Por isso, uma “Nota Técnica” da Associação Nacional dos Membros do Ministério Público (CONAMP) foi encaminhada ao Senado como complemento do projeto 5555/13 – já que na visão da promotora “essa PL não atende os anseios da sociedade”. O objetivo é que o processo contra o vazamento de fotos seja de responsabilidade do Estado e não do setor privado, além também da exigência de penas mais severas e indenização por danos morais e patrimoniais.
“Queremos que a pornografia de revanche seja enquadrada como um crime contra a liberdade e a dignidade sexual da mulher e não inserido em um capítulo de crime contra honra”, completa a promotora.
“Não acredito na cura do machismo, mas na desconstrução do comportamento machista.”
Muitos países já contemplam a pornografia não consentida no seu rol de tipos penais. Nas Filipinas, a punição varia de três a sete anos de prisão; no Japão são três anos de reclusão e multa de até 500 mil ienes; no Canadá, até cinco anos de prisão; no Reino Unido, a prisão é de até dois anos e, nos Estados Unidos, cerca de 26 estados possuem leis que criminalizam a prática. Vale lembrar ainda que esse tipo de crime é diferente da Lei Carolina Dieckmann – que trata da violação de imagens por meios ilícitos, geralmente executada por hackers ou alguém sem autorização.

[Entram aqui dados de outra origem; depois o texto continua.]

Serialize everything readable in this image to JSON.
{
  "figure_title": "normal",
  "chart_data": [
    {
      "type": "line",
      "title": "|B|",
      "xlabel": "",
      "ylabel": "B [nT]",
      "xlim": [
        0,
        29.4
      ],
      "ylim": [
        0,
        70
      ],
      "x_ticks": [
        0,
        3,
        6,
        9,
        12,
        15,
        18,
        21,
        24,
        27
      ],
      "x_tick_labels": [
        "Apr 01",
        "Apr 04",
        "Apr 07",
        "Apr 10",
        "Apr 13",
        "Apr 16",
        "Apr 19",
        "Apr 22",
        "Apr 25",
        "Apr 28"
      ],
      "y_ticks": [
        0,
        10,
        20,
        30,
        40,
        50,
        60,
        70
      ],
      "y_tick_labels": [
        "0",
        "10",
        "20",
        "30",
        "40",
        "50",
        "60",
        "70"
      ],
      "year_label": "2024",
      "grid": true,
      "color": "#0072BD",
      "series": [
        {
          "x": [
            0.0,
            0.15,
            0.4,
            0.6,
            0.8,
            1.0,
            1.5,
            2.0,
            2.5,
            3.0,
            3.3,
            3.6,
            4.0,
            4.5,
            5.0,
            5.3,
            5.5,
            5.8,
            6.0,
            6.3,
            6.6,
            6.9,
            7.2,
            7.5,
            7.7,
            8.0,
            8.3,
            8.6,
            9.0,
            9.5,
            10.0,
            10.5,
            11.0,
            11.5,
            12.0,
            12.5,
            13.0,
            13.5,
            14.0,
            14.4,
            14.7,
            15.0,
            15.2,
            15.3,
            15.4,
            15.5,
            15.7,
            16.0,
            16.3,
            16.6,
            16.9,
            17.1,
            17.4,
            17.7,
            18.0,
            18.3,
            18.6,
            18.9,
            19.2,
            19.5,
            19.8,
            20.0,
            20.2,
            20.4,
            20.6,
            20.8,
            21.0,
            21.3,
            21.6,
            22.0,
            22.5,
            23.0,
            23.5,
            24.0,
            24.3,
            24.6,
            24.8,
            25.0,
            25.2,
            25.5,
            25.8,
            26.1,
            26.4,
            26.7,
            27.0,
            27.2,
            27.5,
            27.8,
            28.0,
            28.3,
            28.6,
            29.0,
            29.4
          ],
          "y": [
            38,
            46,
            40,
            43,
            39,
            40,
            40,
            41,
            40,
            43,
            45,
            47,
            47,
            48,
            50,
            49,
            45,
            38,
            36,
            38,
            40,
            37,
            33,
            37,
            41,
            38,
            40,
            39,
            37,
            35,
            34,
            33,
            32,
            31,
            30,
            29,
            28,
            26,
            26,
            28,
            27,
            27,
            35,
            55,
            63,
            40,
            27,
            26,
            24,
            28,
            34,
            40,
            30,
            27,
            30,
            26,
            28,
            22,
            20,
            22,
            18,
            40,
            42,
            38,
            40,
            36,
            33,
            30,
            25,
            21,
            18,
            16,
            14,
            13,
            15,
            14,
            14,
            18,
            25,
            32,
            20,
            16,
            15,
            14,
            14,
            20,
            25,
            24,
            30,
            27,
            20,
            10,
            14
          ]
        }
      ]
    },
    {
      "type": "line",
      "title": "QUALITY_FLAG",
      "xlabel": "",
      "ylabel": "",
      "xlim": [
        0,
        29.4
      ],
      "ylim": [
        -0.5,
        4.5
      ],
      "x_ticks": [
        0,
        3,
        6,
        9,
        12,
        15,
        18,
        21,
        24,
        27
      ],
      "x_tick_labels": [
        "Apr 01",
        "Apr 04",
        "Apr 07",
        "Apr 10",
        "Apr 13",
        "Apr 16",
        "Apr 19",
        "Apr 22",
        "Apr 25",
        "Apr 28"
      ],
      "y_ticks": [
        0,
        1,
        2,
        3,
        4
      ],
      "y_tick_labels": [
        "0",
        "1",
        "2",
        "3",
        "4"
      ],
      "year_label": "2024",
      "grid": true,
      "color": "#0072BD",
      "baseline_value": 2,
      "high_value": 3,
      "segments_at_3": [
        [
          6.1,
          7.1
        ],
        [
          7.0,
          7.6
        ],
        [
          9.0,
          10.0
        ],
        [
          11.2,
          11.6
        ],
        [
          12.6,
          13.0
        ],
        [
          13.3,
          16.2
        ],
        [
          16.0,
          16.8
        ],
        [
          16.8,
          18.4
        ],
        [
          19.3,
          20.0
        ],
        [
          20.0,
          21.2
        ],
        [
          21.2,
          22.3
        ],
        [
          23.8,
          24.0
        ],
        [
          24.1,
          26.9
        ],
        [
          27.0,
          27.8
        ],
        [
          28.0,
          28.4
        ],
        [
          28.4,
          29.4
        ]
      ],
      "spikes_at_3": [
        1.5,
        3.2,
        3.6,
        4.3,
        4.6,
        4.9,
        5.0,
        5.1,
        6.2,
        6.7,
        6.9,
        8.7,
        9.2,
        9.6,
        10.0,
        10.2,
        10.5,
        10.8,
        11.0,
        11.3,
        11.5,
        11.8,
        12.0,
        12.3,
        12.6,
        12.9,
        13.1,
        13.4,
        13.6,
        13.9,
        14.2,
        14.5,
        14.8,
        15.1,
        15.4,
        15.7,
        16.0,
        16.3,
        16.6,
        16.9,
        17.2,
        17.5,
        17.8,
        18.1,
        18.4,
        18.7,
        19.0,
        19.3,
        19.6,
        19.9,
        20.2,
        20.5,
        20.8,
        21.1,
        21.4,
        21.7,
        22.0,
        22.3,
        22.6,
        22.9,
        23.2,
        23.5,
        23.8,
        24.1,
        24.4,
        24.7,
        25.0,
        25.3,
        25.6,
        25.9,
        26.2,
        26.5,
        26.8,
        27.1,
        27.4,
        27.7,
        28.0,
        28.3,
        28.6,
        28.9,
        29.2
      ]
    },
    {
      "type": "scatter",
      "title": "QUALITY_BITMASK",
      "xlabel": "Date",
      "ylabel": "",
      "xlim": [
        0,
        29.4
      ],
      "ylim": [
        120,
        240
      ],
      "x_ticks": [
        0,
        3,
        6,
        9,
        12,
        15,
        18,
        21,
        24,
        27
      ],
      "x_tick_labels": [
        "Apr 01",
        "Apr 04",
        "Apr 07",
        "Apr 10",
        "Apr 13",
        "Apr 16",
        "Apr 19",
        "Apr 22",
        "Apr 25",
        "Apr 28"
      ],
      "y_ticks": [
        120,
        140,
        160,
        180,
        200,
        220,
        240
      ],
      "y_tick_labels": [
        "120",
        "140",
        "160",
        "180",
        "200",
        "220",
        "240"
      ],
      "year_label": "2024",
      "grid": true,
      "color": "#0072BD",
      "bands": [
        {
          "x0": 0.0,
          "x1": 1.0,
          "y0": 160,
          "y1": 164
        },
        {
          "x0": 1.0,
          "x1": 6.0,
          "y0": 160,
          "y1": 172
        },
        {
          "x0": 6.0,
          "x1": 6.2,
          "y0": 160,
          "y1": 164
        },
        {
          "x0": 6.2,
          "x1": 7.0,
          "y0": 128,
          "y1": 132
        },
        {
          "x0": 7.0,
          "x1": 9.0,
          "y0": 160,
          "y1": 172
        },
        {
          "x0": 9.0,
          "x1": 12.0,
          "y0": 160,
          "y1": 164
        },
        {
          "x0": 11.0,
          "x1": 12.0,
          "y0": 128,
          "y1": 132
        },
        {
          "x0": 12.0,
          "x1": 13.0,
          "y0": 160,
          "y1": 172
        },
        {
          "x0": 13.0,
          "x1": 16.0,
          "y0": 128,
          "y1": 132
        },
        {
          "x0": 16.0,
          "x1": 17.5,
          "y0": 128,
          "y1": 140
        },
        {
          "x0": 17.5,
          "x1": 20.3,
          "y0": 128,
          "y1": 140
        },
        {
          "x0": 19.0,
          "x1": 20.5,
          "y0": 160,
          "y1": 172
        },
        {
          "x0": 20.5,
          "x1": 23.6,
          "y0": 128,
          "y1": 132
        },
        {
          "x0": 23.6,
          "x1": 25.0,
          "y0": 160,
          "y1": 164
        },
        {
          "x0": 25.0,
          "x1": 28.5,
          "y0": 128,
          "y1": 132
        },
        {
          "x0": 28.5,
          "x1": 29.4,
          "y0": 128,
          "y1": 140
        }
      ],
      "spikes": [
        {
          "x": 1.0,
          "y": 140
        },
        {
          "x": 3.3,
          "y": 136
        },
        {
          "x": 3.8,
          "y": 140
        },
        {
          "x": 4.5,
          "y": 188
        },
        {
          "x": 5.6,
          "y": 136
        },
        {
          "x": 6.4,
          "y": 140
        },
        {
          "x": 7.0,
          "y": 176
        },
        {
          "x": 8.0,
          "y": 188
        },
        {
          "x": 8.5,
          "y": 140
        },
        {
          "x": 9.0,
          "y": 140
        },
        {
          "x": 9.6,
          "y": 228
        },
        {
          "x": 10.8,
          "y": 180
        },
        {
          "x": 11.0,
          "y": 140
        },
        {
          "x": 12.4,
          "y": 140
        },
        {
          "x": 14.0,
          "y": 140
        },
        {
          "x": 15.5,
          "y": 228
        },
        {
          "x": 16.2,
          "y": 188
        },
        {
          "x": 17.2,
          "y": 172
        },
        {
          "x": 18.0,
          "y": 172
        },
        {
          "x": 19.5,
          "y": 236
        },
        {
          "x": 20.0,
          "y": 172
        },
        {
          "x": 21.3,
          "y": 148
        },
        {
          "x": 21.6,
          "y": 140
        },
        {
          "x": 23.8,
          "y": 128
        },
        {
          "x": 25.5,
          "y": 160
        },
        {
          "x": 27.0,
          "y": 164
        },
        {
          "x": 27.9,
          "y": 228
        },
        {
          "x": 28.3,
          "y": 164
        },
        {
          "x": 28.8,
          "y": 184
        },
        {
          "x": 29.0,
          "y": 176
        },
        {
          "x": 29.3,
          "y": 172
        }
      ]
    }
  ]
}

“Denunciar é sempre o melhor caminho. Assim que recebemos a denúncia, emitimos uma medida para que o servidor tire imediatamente a publicação do ar. E isso tem que ser cumprido em no máximo 24 horas. Até por telefone cumprimos uma ordem judicial. Ainda que não dê tempo de evitar que a imagem viralize na rede, tentamos minimizar os danos”, conclui Gabriela.